42. Mourning

Dear Tera,[1]

            Hello little pup.  I missed seeing you in the park today.  I tried to get Alpha and the Pup out the door in time to meet you and the others at the usual time, but my humanoids apparently had an agenda of their own. 

            Humanoids can be so irresponsible at times.  They watch that noisy box in the corner of the living room when, as we all know, they should be out getting their exercise.

            So we didn’t have occasion to exchange news and smell scents.  And play.  You seem to bring out the puppy in all of us.  Even Jacob-dog, with his arthritic German Shepherd hips, musters up the enthusiasm for a romp across the frozen mud when you’re around.

            I must confess that I’ve never been one for frolicking with exceedingly young dogs.  At six months, you haven’t yet reached the age where a good old rough and tumble is possible.  And I know that one of these days I’ll have to teach you a rather sharp lesson about staying away from my ball.  But you’re such a pleasant and excitable young scamp that no one seems to have the heart to remind you of your place in the Windsor Park pack. 

            And certainly you know how to treat the older dogs with respect.  Who could ever get cross with such a respectful young pup, so willing to go down on your belly and give a little yelp of submission?  You have good manners, I’ll say that for you.

            I’m writing to you now because, with all your carefree puppyhood, you may not have remarked the end of an era.  We have lost one of our most senior and most respected members – the dean of Windsor Park doggies, my old beagle buddy, Boomer.[2]

            The way you run and prance up to humanoids to greet them reminds me a lot of Boomer.  She carried that same joy of saying hello with her through all her years.  Even from a distance, you could tell it was Boomer, the way she loped toward you, all stiff in the joints, but with a spring in her legs nonetheless, and always a smile on her face.

            Her longtime companion, Jasper,[3] was a different character altogether.  Jasper waddled about like a crotchety old queen who didn’t care what anyone thought of her.  Or whether anyone was calling to her, for that matter.  Off doing her own thing, Jasper was.  But Boomer was the sociable one, and made sure everyone at the park felt welcome.

            The two of them made an excellent team – world class – in that time-honoured sport of Two Directions.  The object of the game, as you may have learned by now, is to confuse your humanoid by having two or more dogs take off in opposite directions to leave our deposits.  Humanoids can get quite flustered as a result, and you score extra points if you can interrupt your humanoid in mid-conversation with one of his or her kind.

            As I say, Boomer and Jasper were real champions at this game.  I had the honour and privilege of joining with them occasionally for a variation – Three Directions.  And one morning, when the Pup was scarcely more than a lump and had to hold on to his daddy’s hand for support, he worked with us for a true tour de force – Four Directions.  All at once.  It was a marvel to see Alpha trying to keep us all together.  He hadn’t a hope, of course.  No humanoids are given the herding skills that some of us – come on down, Wembley![4] -- have in such abundance.
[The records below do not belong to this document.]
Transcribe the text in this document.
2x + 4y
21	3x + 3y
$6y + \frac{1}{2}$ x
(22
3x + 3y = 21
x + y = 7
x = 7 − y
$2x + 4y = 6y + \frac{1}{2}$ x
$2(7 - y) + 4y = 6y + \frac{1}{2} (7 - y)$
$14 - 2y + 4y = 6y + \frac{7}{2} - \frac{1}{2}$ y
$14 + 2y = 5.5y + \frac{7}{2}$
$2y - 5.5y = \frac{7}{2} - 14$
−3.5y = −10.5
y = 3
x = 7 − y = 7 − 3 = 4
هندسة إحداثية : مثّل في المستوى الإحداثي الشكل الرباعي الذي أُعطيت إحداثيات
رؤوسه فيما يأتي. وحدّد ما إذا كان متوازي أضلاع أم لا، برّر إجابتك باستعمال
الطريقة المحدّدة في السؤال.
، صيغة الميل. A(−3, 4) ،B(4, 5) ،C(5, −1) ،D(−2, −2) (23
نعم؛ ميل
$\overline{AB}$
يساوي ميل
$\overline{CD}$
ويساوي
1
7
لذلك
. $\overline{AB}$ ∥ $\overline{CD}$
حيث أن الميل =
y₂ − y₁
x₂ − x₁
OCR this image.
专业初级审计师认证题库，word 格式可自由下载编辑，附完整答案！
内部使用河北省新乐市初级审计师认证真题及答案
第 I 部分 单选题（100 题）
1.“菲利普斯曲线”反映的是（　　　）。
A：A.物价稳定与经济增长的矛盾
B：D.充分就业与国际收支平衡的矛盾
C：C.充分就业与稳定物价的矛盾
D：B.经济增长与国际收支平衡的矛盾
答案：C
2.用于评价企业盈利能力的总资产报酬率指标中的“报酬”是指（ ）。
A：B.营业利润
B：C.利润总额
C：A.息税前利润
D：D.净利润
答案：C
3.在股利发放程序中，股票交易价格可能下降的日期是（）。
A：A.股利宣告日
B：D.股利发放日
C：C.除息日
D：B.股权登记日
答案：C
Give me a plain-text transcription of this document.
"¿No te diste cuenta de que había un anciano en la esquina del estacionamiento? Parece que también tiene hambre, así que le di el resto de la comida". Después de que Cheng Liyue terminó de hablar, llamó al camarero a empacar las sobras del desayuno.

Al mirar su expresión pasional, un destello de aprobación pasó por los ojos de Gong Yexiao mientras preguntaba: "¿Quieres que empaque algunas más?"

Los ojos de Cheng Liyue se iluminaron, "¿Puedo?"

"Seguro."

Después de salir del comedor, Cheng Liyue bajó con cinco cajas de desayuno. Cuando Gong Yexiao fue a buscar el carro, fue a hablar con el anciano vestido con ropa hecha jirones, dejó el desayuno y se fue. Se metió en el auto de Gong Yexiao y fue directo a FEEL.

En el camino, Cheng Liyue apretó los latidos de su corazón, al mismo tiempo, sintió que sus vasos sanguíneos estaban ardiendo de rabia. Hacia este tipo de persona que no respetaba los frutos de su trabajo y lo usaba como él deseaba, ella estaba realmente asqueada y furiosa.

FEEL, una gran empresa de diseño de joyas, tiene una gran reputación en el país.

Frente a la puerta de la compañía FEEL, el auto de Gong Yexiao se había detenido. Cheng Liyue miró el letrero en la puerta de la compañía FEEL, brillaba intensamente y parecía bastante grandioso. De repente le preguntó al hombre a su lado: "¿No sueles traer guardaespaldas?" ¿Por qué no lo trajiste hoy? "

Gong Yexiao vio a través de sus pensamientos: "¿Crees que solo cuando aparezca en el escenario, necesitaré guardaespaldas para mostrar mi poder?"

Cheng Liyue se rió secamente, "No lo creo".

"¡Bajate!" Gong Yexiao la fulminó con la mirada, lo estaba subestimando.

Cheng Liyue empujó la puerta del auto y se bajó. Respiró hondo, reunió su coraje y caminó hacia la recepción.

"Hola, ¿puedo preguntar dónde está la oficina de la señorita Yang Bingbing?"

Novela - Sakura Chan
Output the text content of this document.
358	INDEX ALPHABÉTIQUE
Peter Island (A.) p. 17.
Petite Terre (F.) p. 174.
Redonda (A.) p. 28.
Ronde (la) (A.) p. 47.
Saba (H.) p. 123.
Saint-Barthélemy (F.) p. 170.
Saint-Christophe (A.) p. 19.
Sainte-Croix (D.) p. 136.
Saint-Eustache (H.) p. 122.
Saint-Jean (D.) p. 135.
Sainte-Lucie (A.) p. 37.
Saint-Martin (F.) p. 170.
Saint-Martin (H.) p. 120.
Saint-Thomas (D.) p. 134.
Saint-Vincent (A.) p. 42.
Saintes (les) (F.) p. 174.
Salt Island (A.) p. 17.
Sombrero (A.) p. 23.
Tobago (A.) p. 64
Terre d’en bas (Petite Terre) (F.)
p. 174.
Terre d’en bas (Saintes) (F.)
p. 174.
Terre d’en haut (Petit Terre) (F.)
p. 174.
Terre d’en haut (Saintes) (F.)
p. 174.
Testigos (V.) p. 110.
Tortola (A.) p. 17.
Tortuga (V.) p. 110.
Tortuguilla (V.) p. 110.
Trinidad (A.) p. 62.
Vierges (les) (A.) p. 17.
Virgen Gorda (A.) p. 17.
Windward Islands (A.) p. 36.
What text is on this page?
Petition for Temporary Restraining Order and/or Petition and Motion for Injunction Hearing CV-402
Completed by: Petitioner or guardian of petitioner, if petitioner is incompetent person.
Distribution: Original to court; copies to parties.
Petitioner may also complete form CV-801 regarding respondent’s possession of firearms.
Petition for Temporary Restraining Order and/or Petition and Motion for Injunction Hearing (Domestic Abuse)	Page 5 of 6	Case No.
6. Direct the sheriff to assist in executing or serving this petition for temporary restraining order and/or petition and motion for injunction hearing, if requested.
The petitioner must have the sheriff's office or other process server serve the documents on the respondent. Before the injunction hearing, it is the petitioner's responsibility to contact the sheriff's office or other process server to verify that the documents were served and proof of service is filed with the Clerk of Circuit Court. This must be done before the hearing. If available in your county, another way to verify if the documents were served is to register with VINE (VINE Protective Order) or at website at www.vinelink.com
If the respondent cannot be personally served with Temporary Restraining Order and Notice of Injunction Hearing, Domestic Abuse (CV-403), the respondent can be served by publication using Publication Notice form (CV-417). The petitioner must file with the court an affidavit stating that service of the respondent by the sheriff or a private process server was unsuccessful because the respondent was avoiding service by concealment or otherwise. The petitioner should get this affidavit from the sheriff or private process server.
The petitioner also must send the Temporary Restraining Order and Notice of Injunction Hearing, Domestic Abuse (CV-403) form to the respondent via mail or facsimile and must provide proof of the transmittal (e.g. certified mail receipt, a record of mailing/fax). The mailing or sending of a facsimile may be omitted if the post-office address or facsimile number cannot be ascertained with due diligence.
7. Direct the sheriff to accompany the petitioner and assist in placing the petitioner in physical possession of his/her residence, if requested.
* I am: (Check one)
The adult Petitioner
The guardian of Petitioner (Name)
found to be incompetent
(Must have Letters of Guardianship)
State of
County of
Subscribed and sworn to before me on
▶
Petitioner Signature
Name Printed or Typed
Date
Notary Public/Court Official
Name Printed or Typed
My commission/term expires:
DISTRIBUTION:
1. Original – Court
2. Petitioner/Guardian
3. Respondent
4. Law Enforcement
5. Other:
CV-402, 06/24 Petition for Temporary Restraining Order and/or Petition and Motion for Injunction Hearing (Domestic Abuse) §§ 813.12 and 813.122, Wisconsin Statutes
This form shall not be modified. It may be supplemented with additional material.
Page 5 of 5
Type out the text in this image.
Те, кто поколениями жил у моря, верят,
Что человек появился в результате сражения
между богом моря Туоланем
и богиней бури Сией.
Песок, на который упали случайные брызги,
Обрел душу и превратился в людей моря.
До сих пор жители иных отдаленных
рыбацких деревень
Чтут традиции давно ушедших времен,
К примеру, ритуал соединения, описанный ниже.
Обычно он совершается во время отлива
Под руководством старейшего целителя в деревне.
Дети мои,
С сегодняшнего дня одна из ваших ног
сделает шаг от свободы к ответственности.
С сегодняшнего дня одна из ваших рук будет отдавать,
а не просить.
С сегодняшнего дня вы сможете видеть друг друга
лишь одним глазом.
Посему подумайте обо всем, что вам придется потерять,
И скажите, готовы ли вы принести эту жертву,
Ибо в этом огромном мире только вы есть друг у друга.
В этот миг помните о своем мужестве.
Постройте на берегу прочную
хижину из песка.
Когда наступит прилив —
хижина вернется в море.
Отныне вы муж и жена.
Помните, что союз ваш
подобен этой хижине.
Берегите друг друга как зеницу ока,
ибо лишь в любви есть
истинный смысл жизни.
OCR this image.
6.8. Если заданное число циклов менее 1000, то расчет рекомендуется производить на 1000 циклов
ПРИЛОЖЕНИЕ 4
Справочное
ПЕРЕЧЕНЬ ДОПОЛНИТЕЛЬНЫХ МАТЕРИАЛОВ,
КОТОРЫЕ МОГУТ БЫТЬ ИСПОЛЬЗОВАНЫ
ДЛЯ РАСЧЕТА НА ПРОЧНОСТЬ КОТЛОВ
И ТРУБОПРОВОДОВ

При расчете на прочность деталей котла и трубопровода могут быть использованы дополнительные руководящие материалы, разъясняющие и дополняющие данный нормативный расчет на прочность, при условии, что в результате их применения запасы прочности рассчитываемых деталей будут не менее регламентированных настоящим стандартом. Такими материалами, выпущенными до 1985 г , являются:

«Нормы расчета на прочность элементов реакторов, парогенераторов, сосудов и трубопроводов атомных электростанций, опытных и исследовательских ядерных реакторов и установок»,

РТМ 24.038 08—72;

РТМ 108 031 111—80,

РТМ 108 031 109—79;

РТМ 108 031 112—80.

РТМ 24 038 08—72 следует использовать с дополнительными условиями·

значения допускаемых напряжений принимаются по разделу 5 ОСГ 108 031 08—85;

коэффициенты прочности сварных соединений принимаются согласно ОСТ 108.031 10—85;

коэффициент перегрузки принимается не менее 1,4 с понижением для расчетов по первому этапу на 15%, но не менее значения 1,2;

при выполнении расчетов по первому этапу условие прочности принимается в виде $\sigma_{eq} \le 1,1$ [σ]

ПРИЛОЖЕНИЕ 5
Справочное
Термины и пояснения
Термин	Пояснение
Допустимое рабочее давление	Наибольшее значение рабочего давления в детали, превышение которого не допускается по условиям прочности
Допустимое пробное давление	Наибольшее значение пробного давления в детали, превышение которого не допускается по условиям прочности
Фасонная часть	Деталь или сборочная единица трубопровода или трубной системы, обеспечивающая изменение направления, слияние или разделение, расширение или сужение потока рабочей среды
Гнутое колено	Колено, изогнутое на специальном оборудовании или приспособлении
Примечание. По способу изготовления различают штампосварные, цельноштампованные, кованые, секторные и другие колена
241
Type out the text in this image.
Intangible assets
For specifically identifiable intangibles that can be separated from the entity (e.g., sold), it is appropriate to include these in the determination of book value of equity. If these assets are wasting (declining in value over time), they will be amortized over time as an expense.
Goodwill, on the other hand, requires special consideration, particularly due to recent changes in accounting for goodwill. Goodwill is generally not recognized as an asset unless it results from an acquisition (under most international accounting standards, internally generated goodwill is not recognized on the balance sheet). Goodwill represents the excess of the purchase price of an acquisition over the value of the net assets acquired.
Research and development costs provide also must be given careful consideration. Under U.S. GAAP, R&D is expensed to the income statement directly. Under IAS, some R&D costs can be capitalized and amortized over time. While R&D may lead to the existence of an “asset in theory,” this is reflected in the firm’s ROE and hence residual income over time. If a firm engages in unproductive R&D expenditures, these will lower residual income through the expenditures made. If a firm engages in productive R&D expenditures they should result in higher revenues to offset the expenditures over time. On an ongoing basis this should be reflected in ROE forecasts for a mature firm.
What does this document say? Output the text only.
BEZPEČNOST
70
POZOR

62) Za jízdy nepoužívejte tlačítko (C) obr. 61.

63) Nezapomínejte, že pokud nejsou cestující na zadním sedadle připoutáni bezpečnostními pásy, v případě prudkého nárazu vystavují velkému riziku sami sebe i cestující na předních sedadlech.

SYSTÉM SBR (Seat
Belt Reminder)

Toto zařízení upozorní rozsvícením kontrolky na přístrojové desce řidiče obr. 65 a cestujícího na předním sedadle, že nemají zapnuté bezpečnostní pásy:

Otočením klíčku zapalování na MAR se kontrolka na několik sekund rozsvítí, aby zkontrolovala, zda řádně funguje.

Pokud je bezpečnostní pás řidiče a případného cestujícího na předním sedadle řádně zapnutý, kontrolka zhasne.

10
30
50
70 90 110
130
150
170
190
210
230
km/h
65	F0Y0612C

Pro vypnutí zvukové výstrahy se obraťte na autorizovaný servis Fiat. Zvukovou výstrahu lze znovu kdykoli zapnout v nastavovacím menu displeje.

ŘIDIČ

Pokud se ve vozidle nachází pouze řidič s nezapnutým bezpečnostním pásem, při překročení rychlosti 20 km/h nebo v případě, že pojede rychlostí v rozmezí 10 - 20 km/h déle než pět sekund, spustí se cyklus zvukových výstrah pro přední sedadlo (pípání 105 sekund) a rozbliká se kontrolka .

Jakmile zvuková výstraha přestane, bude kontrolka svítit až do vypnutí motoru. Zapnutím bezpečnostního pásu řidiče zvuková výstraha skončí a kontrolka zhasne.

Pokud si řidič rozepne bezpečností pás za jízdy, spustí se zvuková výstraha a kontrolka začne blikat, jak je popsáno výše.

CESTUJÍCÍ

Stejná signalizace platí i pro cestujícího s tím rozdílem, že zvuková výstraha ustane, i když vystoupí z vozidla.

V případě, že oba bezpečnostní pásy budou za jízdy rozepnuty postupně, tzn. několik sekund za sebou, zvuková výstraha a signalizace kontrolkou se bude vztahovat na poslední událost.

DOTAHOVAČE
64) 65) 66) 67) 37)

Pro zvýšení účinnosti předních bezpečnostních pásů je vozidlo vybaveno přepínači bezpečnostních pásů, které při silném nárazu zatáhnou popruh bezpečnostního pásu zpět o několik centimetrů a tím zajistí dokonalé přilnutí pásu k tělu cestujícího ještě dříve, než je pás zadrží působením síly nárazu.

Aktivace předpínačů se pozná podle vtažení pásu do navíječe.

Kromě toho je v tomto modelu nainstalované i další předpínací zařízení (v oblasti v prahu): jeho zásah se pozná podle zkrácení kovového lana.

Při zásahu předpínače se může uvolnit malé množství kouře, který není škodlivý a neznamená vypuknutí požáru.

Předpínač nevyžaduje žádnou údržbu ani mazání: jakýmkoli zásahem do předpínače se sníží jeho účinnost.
            But first Jasper, and now Boomer have left us.  We’ll miss them terribly.  And we will count on you and your irrepressible puppy enthusiasm to cheer us up in the months ahead.

                                                Howling in memory of the greatest howl master of us all,

                                                Zoscha          

[1] This is the first reference to Tera – apparently a younger dog who frequented Windsor Park.  All of Zoscha’sremaining letters would be directed to Tera.

[2] Boomer had been the recipient of Zoscha’s letters from the time they first appeared in February, 2000. She had been ailing for some time.  See Part 41, “Champion,” February, 2004.

[3] Jasper makes her first appearance in Part 5, “The Dog Days of Summer,” August 2000.  She predeceased Boomer by several months, see Part 36, “Dog Party,” September 2003.

[4] Another dog of Windsor Park during that period. In her recent lecture at the Carleton University Institute of Interspecies Studies, Professor Glenda Carruthers has suggested that Wembley may well have been a border collie.